According to the survey, only 59% of HNWIs have regained trust in their advisors, and 56% trust their wealth management firm. Even more telling, a mere 17% have confidence in the regulatory bodies following the market collapse in 2008.

A change in the psychology of HNWIs worldwide has clearly caught some advisors off guard, but the distrust may not be as widespread in Canada.

Linda Shick, vice-president and associate portfolio manager at Macquarie Private Wealth in Toronto, says her team didn’t lose any HNW clients during the downturn, and looks to the firm’s asset allocation strategy as a primary factor in that retention.

“If [HNW clients] had an asset allocation [plan in place], they may not have experienced that full downturn,” she says. “So they wouldn’t have distrusted the advisor in the first place.”

David Sung, president and managing partner at Nicola Wealth Management, also questions the erosion of trust.

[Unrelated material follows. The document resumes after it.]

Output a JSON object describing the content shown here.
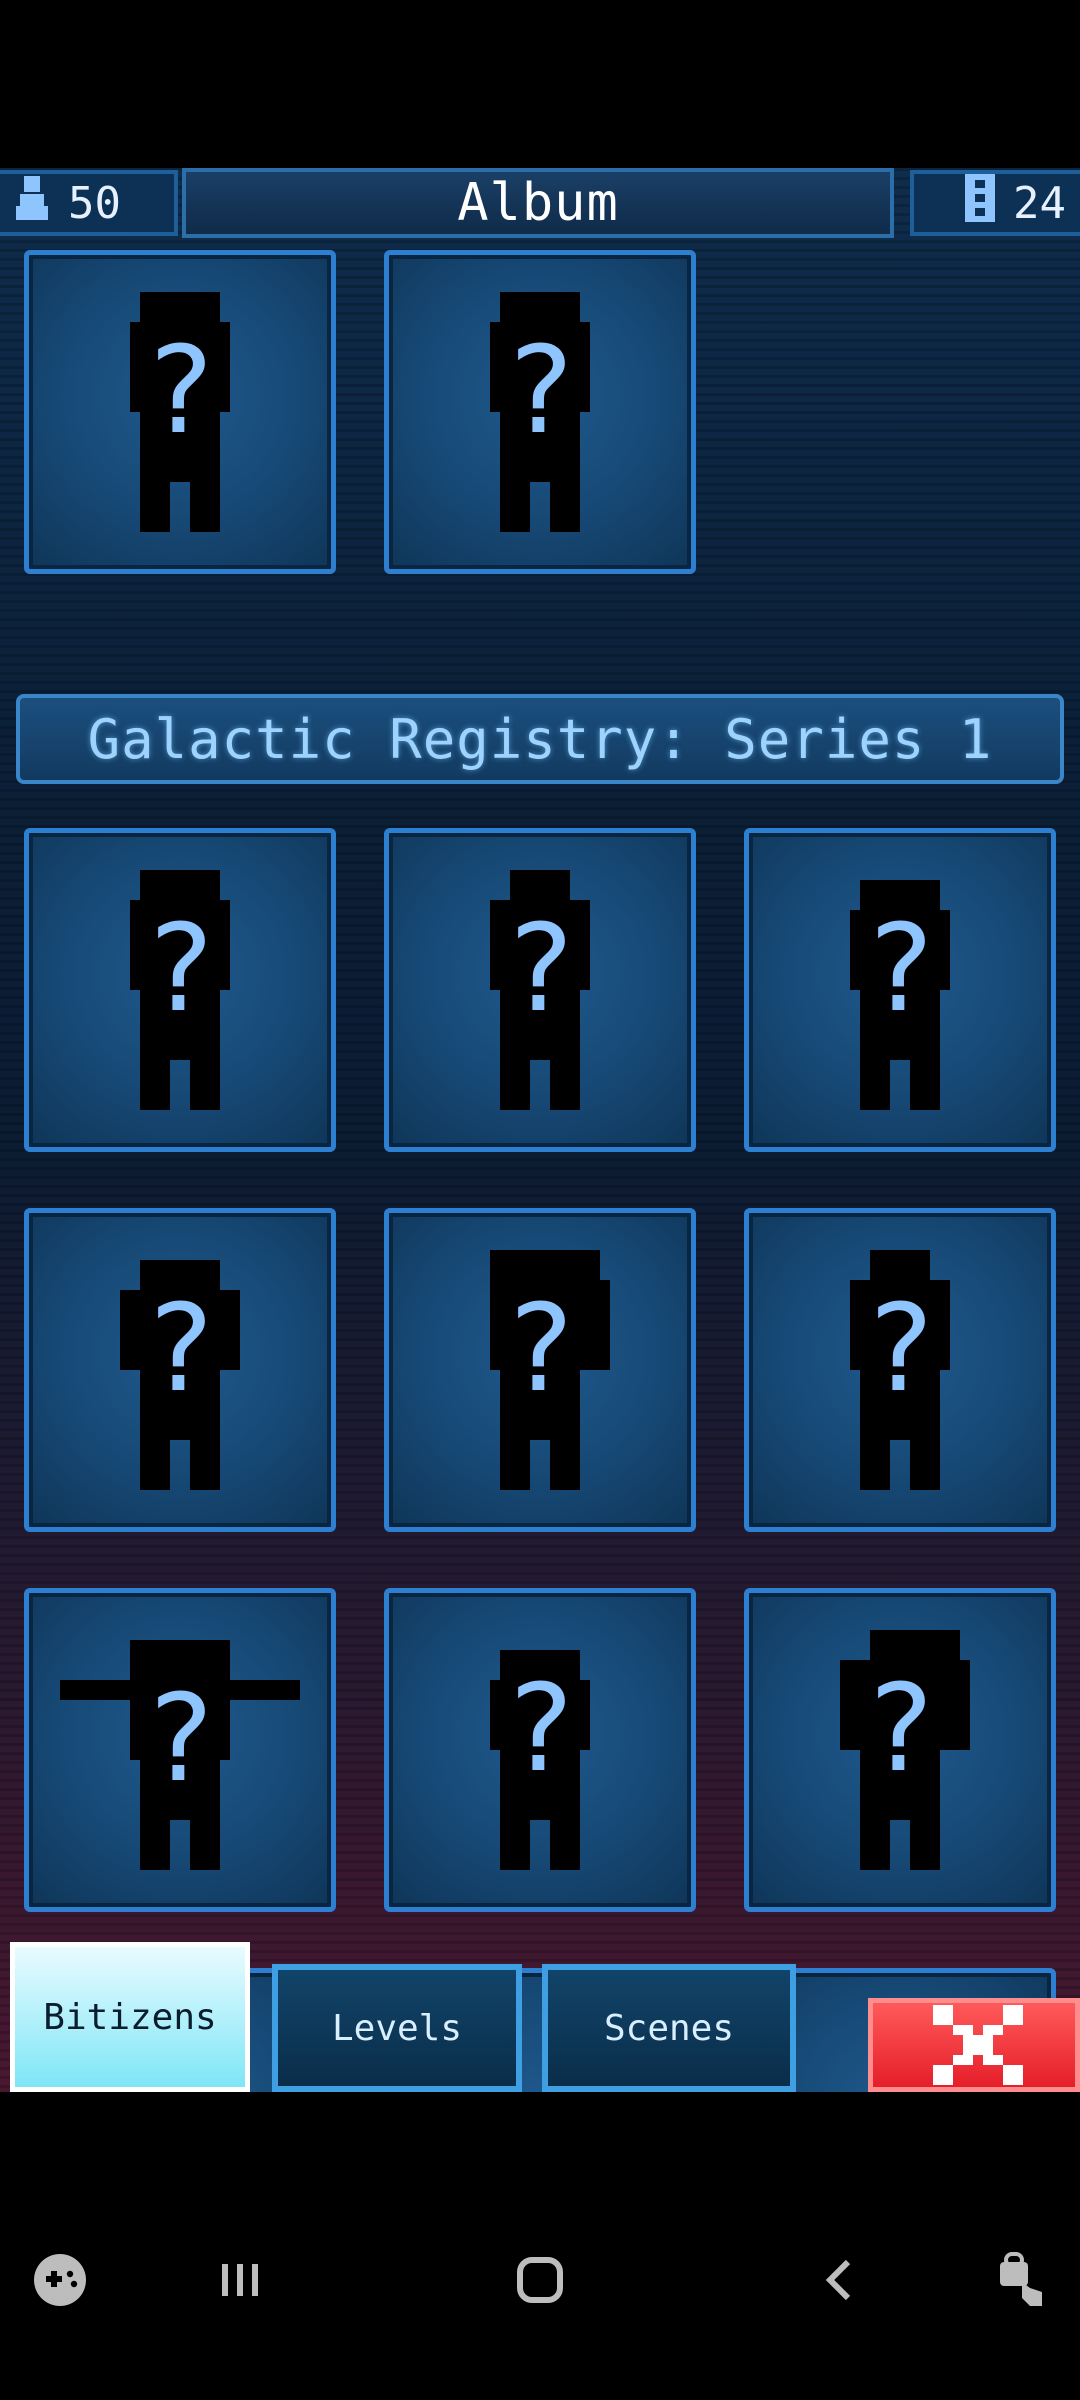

“The Merrill Lynch statistics may be true for the industry, [but] we’ve thrived [since the financial crisis],” he says. Since the markets collapsed, his firm has grown both in client base and in assets — which have increased significantly from the end of 2008 to $1 billion. “I think that speaks to our clients and their existing trust in us.”

The report also suggests efforts by advisors to recoup losses sustained during the downturn have gone awry, with wealthy clients making emotionally driven decisions that kept them out of riskier ventures last year — and these clients appear set to maintain the status quo.

Shick concedes there was some fine-tuning of portfolios as clients sought out less risky investments, but the overall allocation strategy remained the same.

“We certainly have some clients who became less risk-tolerant. But the trust didn’t go away for us.”

The study further points to three specific demands clients are making of their wealth management firms:

‡ Specialized advice that’s aligned with realistic and appropriate goal-setting, based on a client’s actual risk profile;

‡ Better transparency, simplicity and client reporting, so clients better understand all the parameters of their portfolios, including risks, products and allocations, valuations, performance and fee structures; and

‡ Effective portfolio and risk management, which entails risk-scenario analysis and in-depth research on products and allocations suggested by the advisor.

But maybe Canadian advisors were ahead of the pack — and quick to up the ante when a little extra hand-holding was necessary.

Shick says Macquarie stepped up the communication to clients after the global financial crisis hit. “We did a lot of communication. We do it anyway, but we did a lot more during that time.”

She says her team also reviewed the firm’s asset allocation strategy, and re-emphasized clients’ cash flow and the income protection it provided — and demonstrated risk-protection measures put in place worked. The outcome: client retention.

For Sung, transparency and regular communication with clients were already the most important aspects of the advisor-client relationship, but these were intensified during the crisis.

“We were very quick to provide communication to our clients [when the meltdown hit] — hard copy, emails, gathering seminars for our clients, so we could explain specifically how their investments were doing.”

Perhaps the fact that Canada’s recession was much shorter and less acute than other Western countries contributed to a higher level of overall confidence in Canadian advisors, but it’s certainly only one factor. If wealth management firms in Canada have seen minimal departures from their HNW client base, they must be doing something right.